Malaysia’s Pardons Board said Friday it has reduced ex-Prime Minister Najib Razak’s 12-year jail sentence by half and sharply cut a fine, less than two years into his sentence from a corruption case linked to the theft of billions of dollars from state coffers.
With the sentence commuted, Najib will be freed by Aug. 23, 2028, the board said in a statement. The board also cut Najib’s $44.5 million fine to $11.3 million.
It is unclear if Najib is still eligible for additional time off for good behavior. If so, he could be out as early as August 2026.
Despite his conviction, Najib is still influential in his party, the United Malays National Organization, which is now a member of Prime Minister Anwar Ibrahim’s unity government that took power after 2022 general elections.
The Pardons Board didn’t explain why it commuted Najib’s sentence, nor why it waited until Friday to announce it. The board isn’t required to give any grounds for its action, which has prompted an outcry and triggered calls for the government to justify the move.
The board said it considered Najib’s application for a royal pardon at its meeting Monday and decided to reduce his sentence and fine after considering advice and opinions. The meeting was chaired by the country’s then-king, Sultan Abdullah Sultan Ahmad Shah, who is from Najib’s home state of Pahang. A new king took office on Wednesday under Malaysia’s unique rotating monarchy system.
The decision is seen to further hurt Anwar’s anti-corruption campaign, just months after prosecutors dropped 47 graft charges against Deputy Prime Minister Ahmad Zahid Hamidi, who is the current UMNO party chief.
Anwar said Najib had gone through the process of law and has the right to appeal for a royal pardon. He said the king has the final say.
“It’s beyond the prime minister or the government. I respect the decision of the then-king. … Of course it is very political, some support, some don’t but they cannot ignore the fact that you must respect the rights of everyone convicted to appeal to the Pardons Board,” Anwar said in an interview with Al-Jazeera.
Najib still has other linked trials which will continue, he added.
Najib, 70, was imprisoned in August 2022 after losing his final appeal in his first of several corruption trials linked to the multibillion-dollar looting of a state fund, 1 Malaysia Development Berhad, or 1MDB. He became Malaysia’s first former leader to be imprisoned after the shocking defeat of his long ruling coalition in a 2018 general election due to the 1MDB scandal.
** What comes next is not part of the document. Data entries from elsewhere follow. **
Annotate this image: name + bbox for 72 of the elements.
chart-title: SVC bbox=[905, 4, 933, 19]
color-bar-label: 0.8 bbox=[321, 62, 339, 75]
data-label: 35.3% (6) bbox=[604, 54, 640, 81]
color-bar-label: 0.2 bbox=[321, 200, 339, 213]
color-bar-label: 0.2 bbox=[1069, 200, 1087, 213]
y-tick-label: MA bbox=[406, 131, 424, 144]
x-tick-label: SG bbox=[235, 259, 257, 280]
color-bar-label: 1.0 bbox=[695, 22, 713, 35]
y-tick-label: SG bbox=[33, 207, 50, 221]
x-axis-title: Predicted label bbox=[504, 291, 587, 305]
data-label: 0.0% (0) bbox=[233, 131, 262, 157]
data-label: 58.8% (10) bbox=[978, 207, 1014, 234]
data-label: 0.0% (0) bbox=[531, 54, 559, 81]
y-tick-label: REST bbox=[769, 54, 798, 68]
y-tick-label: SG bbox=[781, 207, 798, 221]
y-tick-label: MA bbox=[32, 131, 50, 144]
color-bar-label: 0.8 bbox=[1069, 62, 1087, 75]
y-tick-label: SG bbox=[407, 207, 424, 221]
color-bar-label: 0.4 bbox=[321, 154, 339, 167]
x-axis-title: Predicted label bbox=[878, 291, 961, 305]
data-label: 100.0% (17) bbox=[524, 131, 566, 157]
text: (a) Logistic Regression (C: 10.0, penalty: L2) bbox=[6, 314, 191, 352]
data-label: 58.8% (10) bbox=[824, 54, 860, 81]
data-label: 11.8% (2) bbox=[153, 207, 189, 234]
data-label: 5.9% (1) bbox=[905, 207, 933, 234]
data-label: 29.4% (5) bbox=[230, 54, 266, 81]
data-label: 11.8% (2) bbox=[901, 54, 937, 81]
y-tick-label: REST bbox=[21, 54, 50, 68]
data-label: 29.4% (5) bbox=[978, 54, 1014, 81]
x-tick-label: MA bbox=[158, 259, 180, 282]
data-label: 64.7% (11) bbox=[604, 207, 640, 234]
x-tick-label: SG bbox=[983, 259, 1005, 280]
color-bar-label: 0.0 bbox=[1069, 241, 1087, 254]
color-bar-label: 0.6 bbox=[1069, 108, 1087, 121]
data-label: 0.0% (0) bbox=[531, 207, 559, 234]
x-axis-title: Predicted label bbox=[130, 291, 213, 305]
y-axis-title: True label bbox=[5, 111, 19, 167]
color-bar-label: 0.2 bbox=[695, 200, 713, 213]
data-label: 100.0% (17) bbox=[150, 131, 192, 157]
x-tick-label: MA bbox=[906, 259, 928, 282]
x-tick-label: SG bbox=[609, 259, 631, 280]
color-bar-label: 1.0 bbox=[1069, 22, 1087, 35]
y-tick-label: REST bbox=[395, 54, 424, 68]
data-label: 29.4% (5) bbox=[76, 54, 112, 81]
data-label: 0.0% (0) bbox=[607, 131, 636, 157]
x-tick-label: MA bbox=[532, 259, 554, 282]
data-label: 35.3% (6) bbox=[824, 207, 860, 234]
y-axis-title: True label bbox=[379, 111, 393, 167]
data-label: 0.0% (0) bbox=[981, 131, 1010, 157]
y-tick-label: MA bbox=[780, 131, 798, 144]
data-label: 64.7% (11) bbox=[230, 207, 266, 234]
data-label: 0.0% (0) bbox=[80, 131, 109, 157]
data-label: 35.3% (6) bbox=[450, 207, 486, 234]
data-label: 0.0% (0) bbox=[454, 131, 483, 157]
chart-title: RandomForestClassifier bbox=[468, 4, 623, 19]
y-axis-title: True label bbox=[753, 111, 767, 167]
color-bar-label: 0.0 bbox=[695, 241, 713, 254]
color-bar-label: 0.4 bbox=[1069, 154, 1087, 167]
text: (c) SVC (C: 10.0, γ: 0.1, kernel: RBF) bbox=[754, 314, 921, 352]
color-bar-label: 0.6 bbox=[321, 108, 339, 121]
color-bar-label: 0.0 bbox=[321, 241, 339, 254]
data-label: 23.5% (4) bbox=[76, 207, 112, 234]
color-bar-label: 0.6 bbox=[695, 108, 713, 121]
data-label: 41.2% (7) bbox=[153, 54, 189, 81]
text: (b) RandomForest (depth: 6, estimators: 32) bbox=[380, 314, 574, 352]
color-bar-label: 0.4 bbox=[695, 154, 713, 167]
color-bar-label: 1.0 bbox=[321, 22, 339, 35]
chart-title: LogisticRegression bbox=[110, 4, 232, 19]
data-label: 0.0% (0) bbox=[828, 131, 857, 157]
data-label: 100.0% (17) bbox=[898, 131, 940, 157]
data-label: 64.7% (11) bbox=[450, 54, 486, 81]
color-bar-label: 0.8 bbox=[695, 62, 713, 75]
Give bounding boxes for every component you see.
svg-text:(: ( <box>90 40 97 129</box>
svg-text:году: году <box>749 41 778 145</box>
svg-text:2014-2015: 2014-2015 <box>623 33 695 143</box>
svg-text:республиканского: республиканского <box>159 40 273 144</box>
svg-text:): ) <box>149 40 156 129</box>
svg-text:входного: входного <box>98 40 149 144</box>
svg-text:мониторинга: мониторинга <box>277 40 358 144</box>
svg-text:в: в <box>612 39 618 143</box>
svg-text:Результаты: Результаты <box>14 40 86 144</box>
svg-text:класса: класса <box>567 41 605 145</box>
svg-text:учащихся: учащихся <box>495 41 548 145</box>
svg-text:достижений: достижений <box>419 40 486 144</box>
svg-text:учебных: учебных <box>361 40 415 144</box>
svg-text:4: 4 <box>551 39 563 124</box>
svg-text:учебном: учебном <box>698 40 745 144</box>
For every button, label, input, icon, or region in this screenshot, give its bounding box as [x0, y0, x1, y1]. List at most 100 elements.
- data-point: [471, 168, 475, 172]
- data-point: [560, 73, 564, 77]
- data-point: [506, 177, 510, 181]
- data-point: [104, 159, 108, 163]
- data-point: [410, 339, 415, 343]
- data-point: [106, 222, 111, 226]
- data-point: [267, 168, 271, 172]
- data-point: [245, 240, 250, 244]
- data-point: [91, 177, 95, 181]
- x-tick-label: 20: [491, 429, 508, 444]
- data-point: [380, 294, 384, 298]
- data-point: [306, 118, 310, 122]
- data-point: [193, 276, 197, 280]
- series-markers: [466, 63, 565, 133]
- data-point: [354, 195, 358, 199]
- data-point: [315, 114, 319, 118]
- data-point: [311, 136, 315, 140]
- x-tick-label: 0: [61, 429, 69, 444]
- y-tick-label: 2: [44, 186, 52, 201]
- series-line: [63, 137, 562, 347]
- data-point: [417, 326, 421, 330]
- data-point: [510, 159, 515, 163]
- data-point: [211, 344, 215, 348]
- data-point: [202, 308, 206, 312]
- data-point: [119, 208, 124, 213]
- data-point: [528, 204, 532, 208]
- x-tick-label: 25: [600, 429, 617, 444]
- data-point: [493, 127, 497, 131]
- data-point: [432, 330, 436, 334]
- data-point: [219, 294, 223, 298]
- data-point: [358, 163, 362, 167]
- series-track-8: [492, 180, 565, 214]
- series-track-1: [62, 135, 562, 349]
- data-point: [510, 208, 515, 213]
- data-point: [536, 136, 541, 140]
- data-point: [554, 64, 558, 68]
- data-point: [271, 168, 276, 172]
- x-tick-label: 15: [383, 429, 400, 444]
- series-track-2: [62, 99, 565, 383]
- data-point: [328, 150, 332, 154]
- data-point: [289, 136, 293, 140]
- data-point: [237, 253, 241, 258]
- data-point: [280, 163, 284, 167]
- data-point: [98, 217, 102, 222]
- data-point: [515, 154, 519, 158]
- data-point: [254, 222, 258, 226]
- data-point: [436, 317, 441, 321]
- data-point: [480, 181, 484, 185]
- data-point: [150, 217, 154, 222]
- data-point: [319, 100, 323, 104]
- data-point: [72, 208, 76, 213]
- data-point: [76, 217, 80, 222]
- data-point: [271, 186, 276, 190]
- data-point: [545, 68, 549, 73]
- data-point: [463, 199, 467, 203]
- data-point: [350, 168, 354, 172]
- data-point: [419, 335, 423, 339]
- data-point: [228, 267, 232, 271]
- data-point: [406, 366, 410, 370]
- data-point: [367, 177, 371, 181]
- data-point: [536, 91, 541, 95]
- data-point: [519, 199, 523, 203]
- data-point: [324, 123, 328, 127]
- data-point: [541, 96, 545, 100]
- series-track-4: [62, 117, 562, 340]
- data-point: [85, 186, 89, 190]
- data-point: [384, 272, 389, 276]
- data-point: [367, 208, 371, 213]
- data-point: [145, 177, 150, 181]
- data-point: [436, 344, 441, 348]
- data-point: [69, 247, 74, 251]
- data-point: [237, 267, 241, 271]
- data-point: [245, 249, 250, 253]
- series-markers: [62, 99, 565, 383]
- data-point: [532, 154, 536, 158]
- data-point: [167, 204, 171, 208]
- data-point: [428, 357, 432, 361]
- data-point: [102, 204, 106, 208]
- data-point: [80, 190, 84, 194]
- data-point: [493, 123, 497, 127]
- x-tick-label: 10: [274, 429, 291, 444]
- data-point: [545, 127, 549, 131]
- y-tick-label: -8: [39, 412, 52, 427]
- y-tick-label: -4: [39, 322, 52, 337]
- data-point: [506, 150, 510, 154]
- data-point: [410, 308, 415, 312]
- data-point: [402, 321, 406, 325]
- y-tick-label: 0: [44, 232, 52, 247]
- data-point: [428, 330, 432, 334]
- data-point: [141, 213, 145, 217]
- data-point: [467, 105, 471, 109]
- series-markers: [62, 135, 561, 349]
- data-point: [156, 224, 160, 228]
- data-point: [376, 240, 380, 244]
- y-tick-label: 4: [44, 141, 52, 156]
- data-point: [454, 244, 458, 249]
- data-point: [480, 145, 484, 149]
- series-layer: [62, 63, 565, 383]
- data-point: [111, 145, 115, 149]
1MDB was a development fund that Najib set up shortly after taking power in 2009. Investigators allege at least $4.5 billion was stolen from the fund and laundered by Najib’s associates through layers of bank accounts in the U.S. and other countries and financed Hollywood films and extravagant purchases that included hotels, a luxury yacht, art and jewelry. More than $700 million landed in Najib’s bank accounts.
Najib was found guilty in 2020 of seven charges of corruption for illegally receiving $9.4 million from SRC International, a former unit of 1MDB. He still faces several other graft trials linked to 1MDB. His wife, Rosmah Mansor, was also sentenced in 2022 to 10 years in prison and a record fine of 970 million ringgit for corruption involving a solar energy project and is out on bail pending an appeal.
Najib has maintained his innocence, alleging he was duped by Malaysian financer Low Taek Jho, thought to be the mastermind of the scandal, who remains at large.
Many Malaysians on Friday demanded to know the justification of the pardons board’s move for such a high-profile graft case in which the government had to spend billions of dollars to service 1MDB’s debts.
“The message to the world … is depressingly and bleakly clear: there are 2 tracks for criminals in Malaysia — 1 for all of us ordinary rakyat (citizens), 1 for the political elite. Very sad day for this country,” lawyer and politician Lim Wei Jiet wrote on social media.
Some analysts said pushback is likely to be contained. Anyone who insults the king can be charged for sedition.
“Anwar’s reputation as a reformer would take a beating. There will be some outrage but the fallout will be limited. The Malay community is quite feudalistic and once they are told it’s the king’s prerogative, they will back off,” said James Chin, professor of Asian studies at Australia’s University of Tasmania.